My Dell R710 saga

In early Summer 2024, personal circumstances made me decide to leave my apartment in South London. I loved many things about that apartment, including a nice little niche in the storage room beside the FTTH GPON router, where I held some computer equipment. That included an N40L I used to hold a secondary copy of my historical data. The system was running FreeBSD, equipped with 2x1TB SSDs for boot and 4x12TB spinning HDDs for the data itself.

N40L in the storage room in South London

Leaving the apartment also meant I had to say goodbye to my secondary copy. Then I remembered that I had some decommissioned hardware in my storage unit, including a pair of Dell R710 servers. I liked that those specific servers have 6 3.5" bays, which is exactly the number of bays I needed to try replacing my N40L. With a 2U form factor, I could have searched for a colocation and had my secondary copy back again. I should have been concerned about the R710 power consumption. But honestly, I wanted to avoid buying a new server at this stage.

So I went to my storage unit, and first thought: “Will the R710 boot again after almost five years in a storage unit?”

Photo of the r710 as it was stored in the storage unit for five years

Despite my initial thoughts, it booted but had 12 failed DIMMs. Luckily, I had a twin R710 from which I took the DIMMs and it has 144GB of RAM again. (new spare DIMMs were ordered).

I tried to boot the system from one SSD. I decided not to trust the PERC H700 that I configured in RAID0. As a matter of fact, I was right and I remember correctly that those raid controllers put a configuration on the first few bytes of the disk, which corrupted the GPT table. (managed to restore the table afterwards)

I impulsively purchased an LSI 9261-8i controller on ebay, hoping that the card would support passthrough other than RAID. I was wrong. And my “hardware fairy” was right once again. So, I purchased a pre-modded 9211-8i in IT mode. It worked as a charm with the boot SSDs, so I took the courage and put all the 4x12TB HDDs in the trays.

The result is the one you see in the picture. I was able to “shift and lift” the system from the HP N40L to the Dell R710. Of course, it runs FreeBSD.

The system was almost ready for colocation. I planned to install 2 x (2 x M.2 NVME) PCI adapters, so I can have a redundant L2ARC cache and a dedicated fast storage pool for VMs and Jails.

Photo of the screen with the ZFS pools in online status after the migration

The first good news is that the R710 finally found a home in my new colocation in Milan, Italy.

Unfortunately, the Dell rails I had did not fit in the new rack, so I had to use a couple that were … ahem … borrowed from the colo provider. Apparently, the rack is somehow longer than the usual ones. From what I saw on the other racks, others have that problem too.

I installed the two PCI NVME adapters. However, I had second thoughts about L2ARC. From what I’ve read and my usage, I would not benefit from an L2ARC, and perhaps it’s better to have a good-tuned memory ARC. I also considered using either a write cache or a special (mirrored) device for ZFS metadata. But given that the spinning disks are mostly for archive/disaster recovery, I don’t think I will benefit from them either.

Instead, I installed two 1TB NVMEs in different cards configured as ZFS mirror to hold virtual machines and jails. I believe that’s plenty of space for what I need, but I left the two remaining slots to expand that pool or for future use.

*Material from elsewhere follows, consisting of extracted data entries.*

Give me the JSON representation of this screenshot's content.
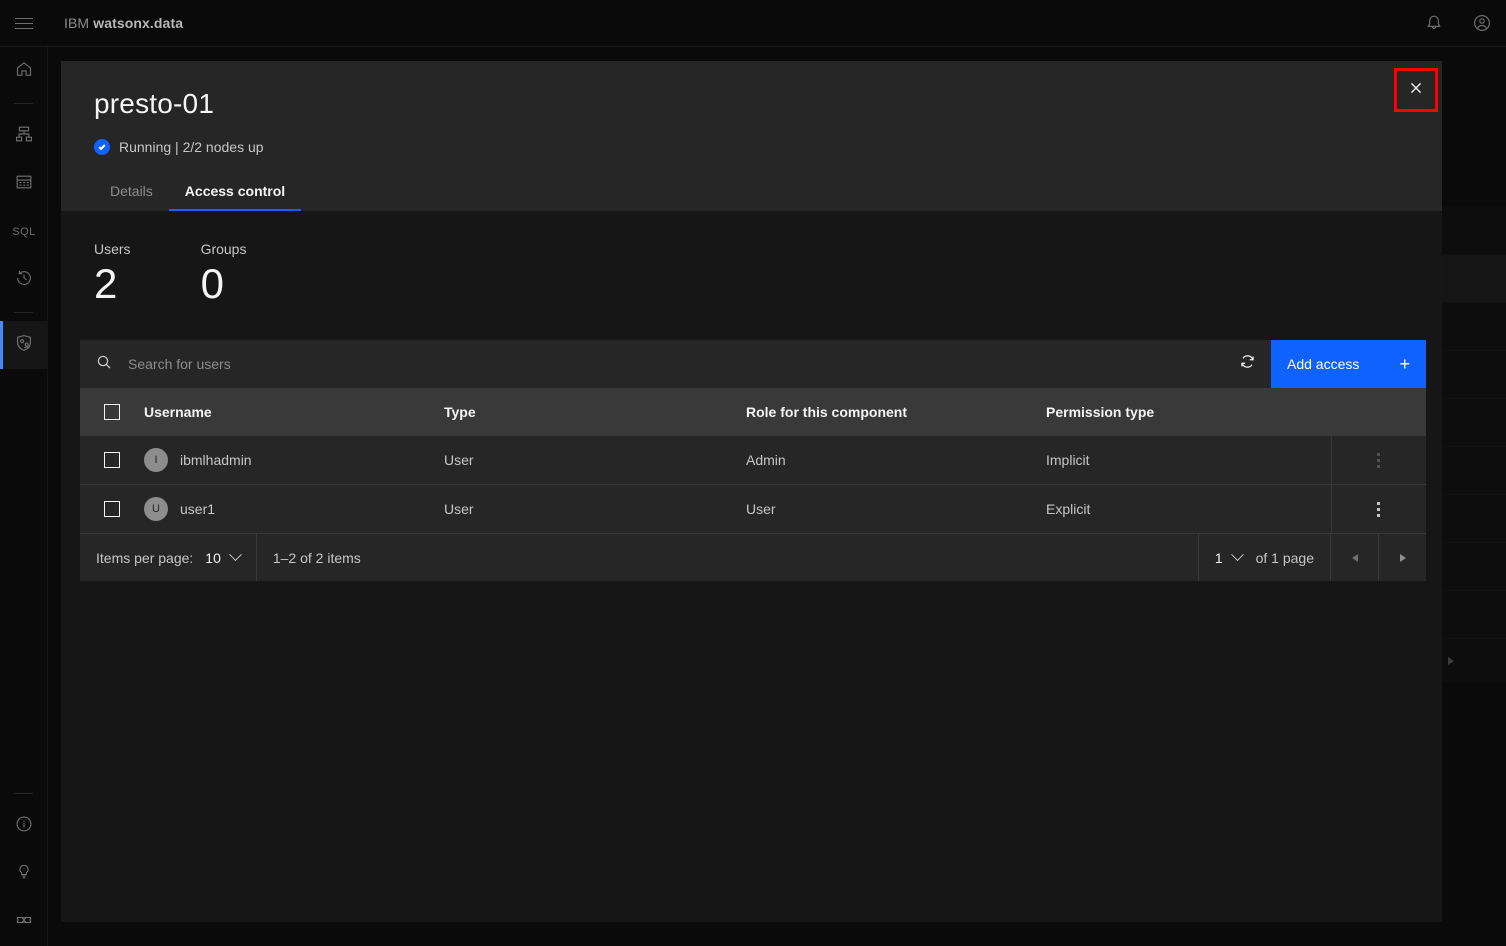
{
  "topbar": {
    "menu_icon": "hamburger-icon",
    "brand_prefix": "IBM",
    "brand_name": "watsonx.data",
    "notifications_icon": "bell-icon",
    "account_icon": "user-avatar-icon"
  },
  "sidebar": {
    "items": [
      {
        "icon": "home-icon",
        "name": "home"
      },
      {
        "icon": "infrastructure-icon",
        "name": "infrastructure-manager"
      },
      {
        "icon": "data-manager-icon",
        "name": "data-manager"
      },
      {
        "icon": "sql-icon",
        "name": "sql",
        "label": "SQL"
      },
      {
        "icon": "history-icon",
        "name": "query-history"
      },
      {
        "icon": "access-control-icon",
        "name": "access-control",
        "active": true
      }
    ],
    "bottom_items": [
      {
        "icon": "info-icon",
        "name": "about"
      },
      {
        "icon": "lightbulb-icon",
        "name": "tips"
      },
      {
        "icon": "support-icon",
        "name": "support"
      }
    ]
  },
  "panel": {
    "title": "presto-01",
    "status_icon": "checkmark-filled-icon",
    "status_text": "Running | 2/2 nodes up",
    "close_icon": "close-icon",
    "tabs": [
      {
        "label": "Details",
        "active": false
      },
      {
        "label": "Access control",
        "active": true
      }
    ]
  },
  "summary": [
    {
      "label": "Users",
      "value": "2"
    },
    {
      "label": "Groups",
      "value": "0"
    }
  ],
  "toolbar": {
    "search_icon": "search-icon",
    "search_placeholder": "Search for users",
    "search_value": "",
    "refresh_icon": "refresh-icon",
    "add_access_label": "Add access",
    "add_access_icon": "plus-icon",
    "add_access_color": "#0f62fe"
  },
  "table": {
    "columns": [
      "Username",
      "Type",
      "Role for this component",
      "Permission type"
    ],
    "rows": [
      {
        "avatar": "I",
        "username": "ibmlhadmin",
        "type": "User",
        "role": "Admin",
        "permission": "Implicit",
        "overflow_icon": "overflow-menu-icon",
        "overflow_dim": true
      },
      {
        "avatar": "U",
        "username": "user1",
        "type": "User",
        "role": "User",
        "permission": "Explicit",
        "overflow_icon": "overflow-menu-icon",
        "overflow_dim": false
      }
    ]
  },
  "pagination": {
    "items_per_page_label": "Items per page:",
    "items_per_page_value": "10",
    "range_text": "1–2 of 2 items",
    "page_value": "1",
    "page_total_text": "of 1 page",
    "prev_icon": "caret-left-icon",
    "next_icon": "caret-right-icon"
  },
  "annotation": {
    "highlight_color": "#ff0000",
    "target": "close-button"
  }
}
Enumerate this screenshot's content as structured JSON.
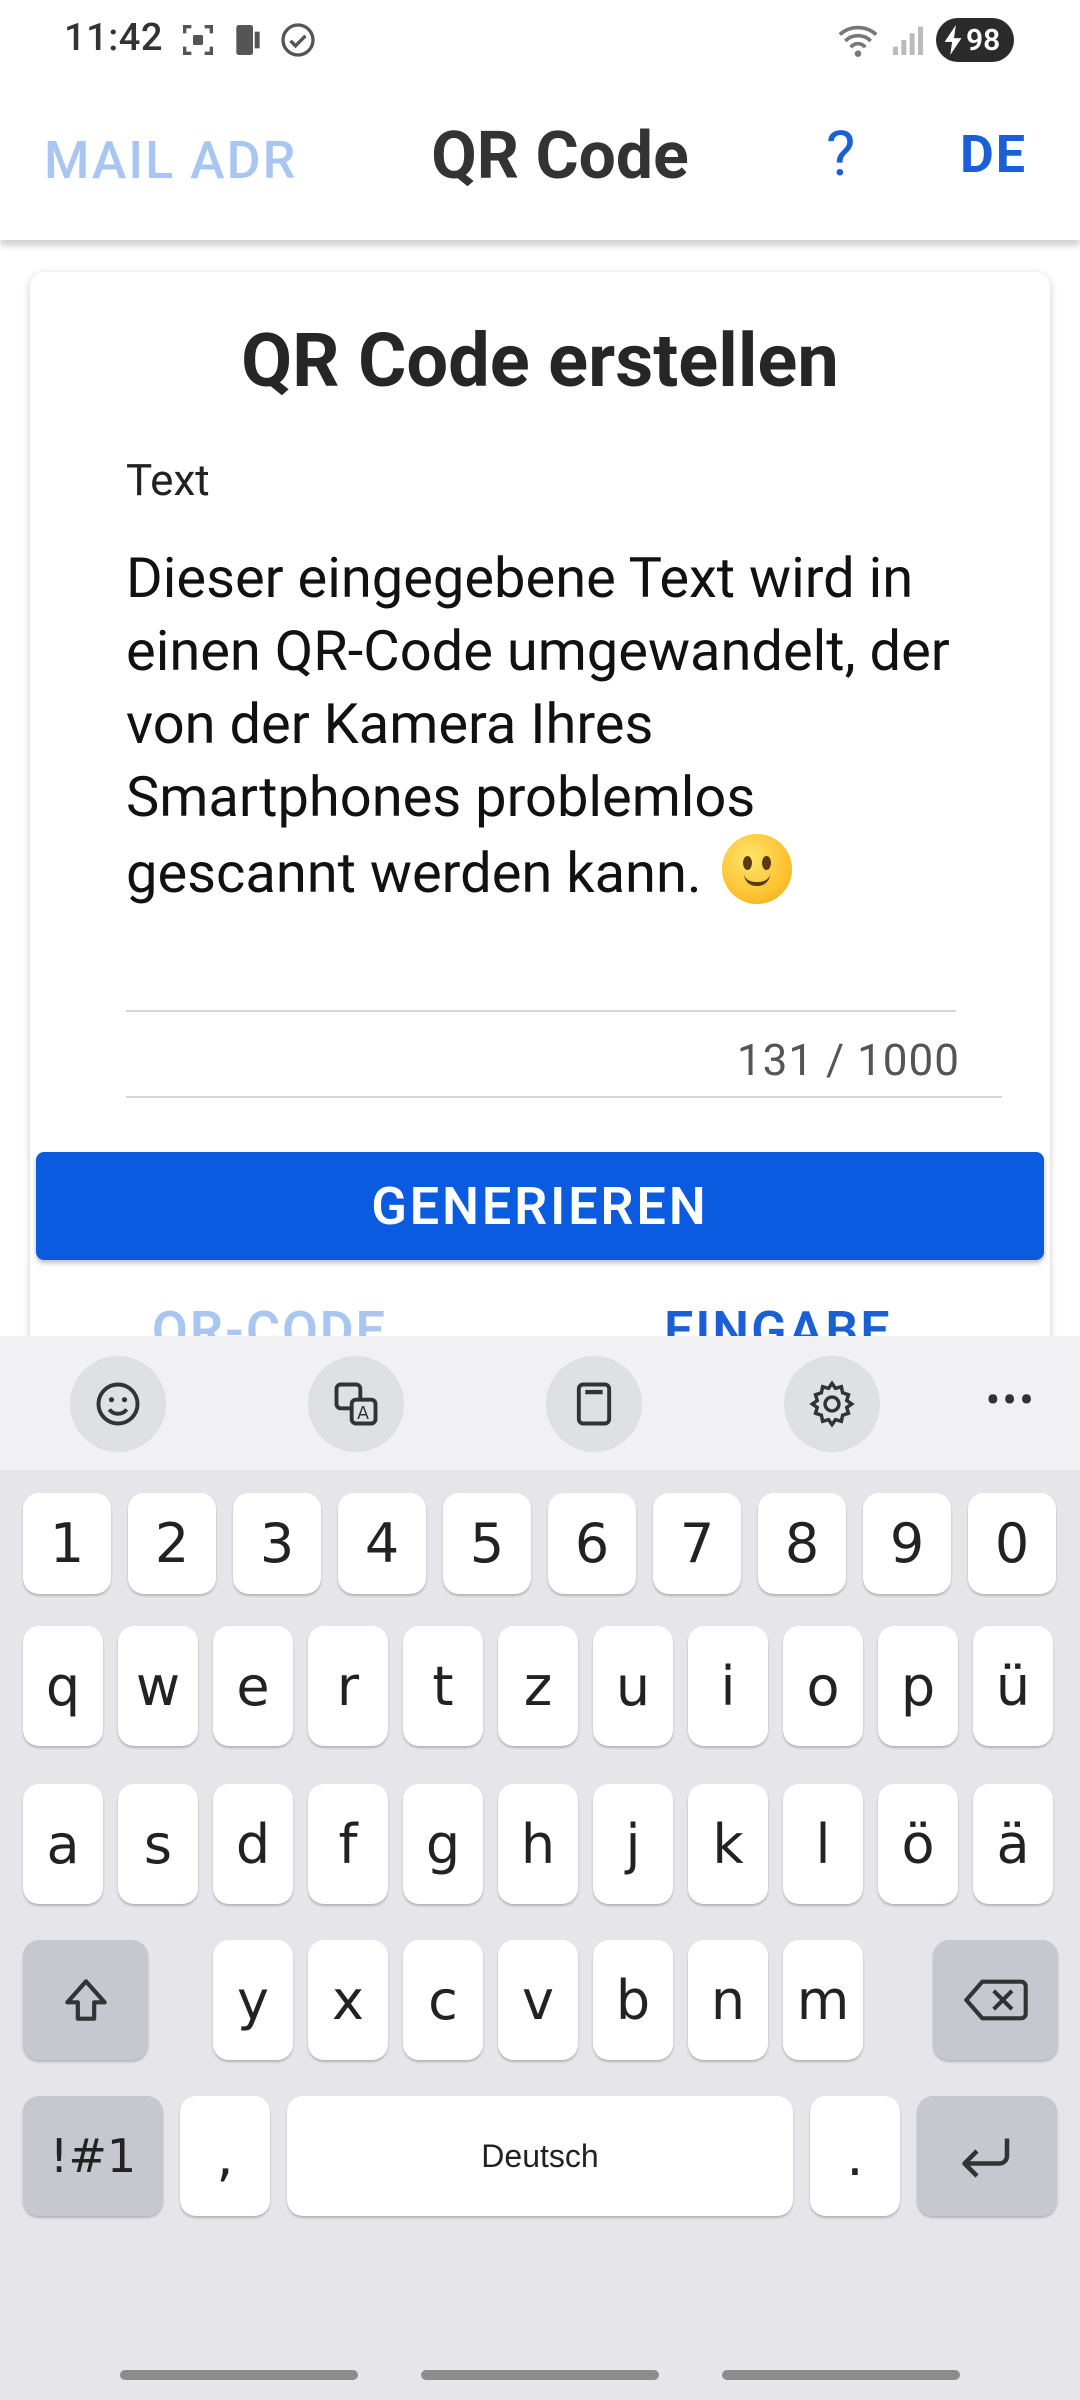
{
  "status_bar": {
    "time": "11:42",
    "battery": "98"
  },
  "app_bar": {
    "left_action": "MAIL ADR",
    "title": "QR Code",
    "help": "?",
    "language": "DE"
  },
  "card": {
    "title": "QR Code erstellen",
    "field_label": "Text",
    "field_value": "Dieser eingegebene Text wird in einen QR-Code umgewandelt, der von der Kamera Ihres Smartphones problemlos gescannt werden kann.",
    "counter": "131 / 1000",
    "generate_label": "GENERIEREN",
    "tab_qr": "QR-CODE",
    "tab_input": "EINGABE"
  },
  "keyboard": {
    "row_numbers": [
      "1",
      "2",
      "3",
      "4",
      "5",
      "6",
      "7",
      "8",
      "9",
      "0"
    ],
    "row_top": [
      "q",
      "w",
      "e",
      "r",
      "t",
      "z",
      "u",
      "i",
      "o",
      "p",
      "ü"
    ],
    "row_mid": [
      "a",
      "s",
      "d",
      "f",
      "g",
      "h",
      "j",
      "k",
      "l",
      "ö",
      "ä"
    ],
    "row_bottom": [
      "y",
      "x",
      "c",
      "v",
      "b",
      "n",
      "m"
    ],
    "symbols_label": "!#1",
    "comma": ",",
    "space_label": "Deutsch",
    "period": "."
  },
  "colors": {
    "accent": "#0a5be0",
    "accent_light": "#a9c5f2",
    "keyboard_bg": "#e6e6ea"
  }
}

I bought a Schuko PDU and a shelf to hold the router and the switch. The former is the only new equipment in the rack. Everything else is something I previously had in my storage unit. The switch is an old 8-port managed 3com, divided into 3 VLANs.

The router is the exact copy of the router I have in another location, with 4x2.5G ethernet ports running plain FreeBSD, automated through Ansible, and terminating the VPNs. In future, I would like to experiment with VXLANs and BGP… and maybe E2VPN, when support on FreeBSD will be available.

The picture shows the final installation.

Photo of the R710 in the colocation facility with the almost final configuration.

It’s not much, but it’s a start. I need to start somehow, right? I hope to have made my hardware fairy proud.

So, what’s next?

I have a twin R710 that I’m refurbishing. That will mostly hold virtual machines for community projects and have different disk layouts. I also plan to buy a decent switch. I want something rack-mountable, managed with at least 16 ports and 2.5G+ speed (with 2x10G) In the future, I also want to build a machine for a private LLM, as I have a specific use case for that, but that will definitely not happen before next year.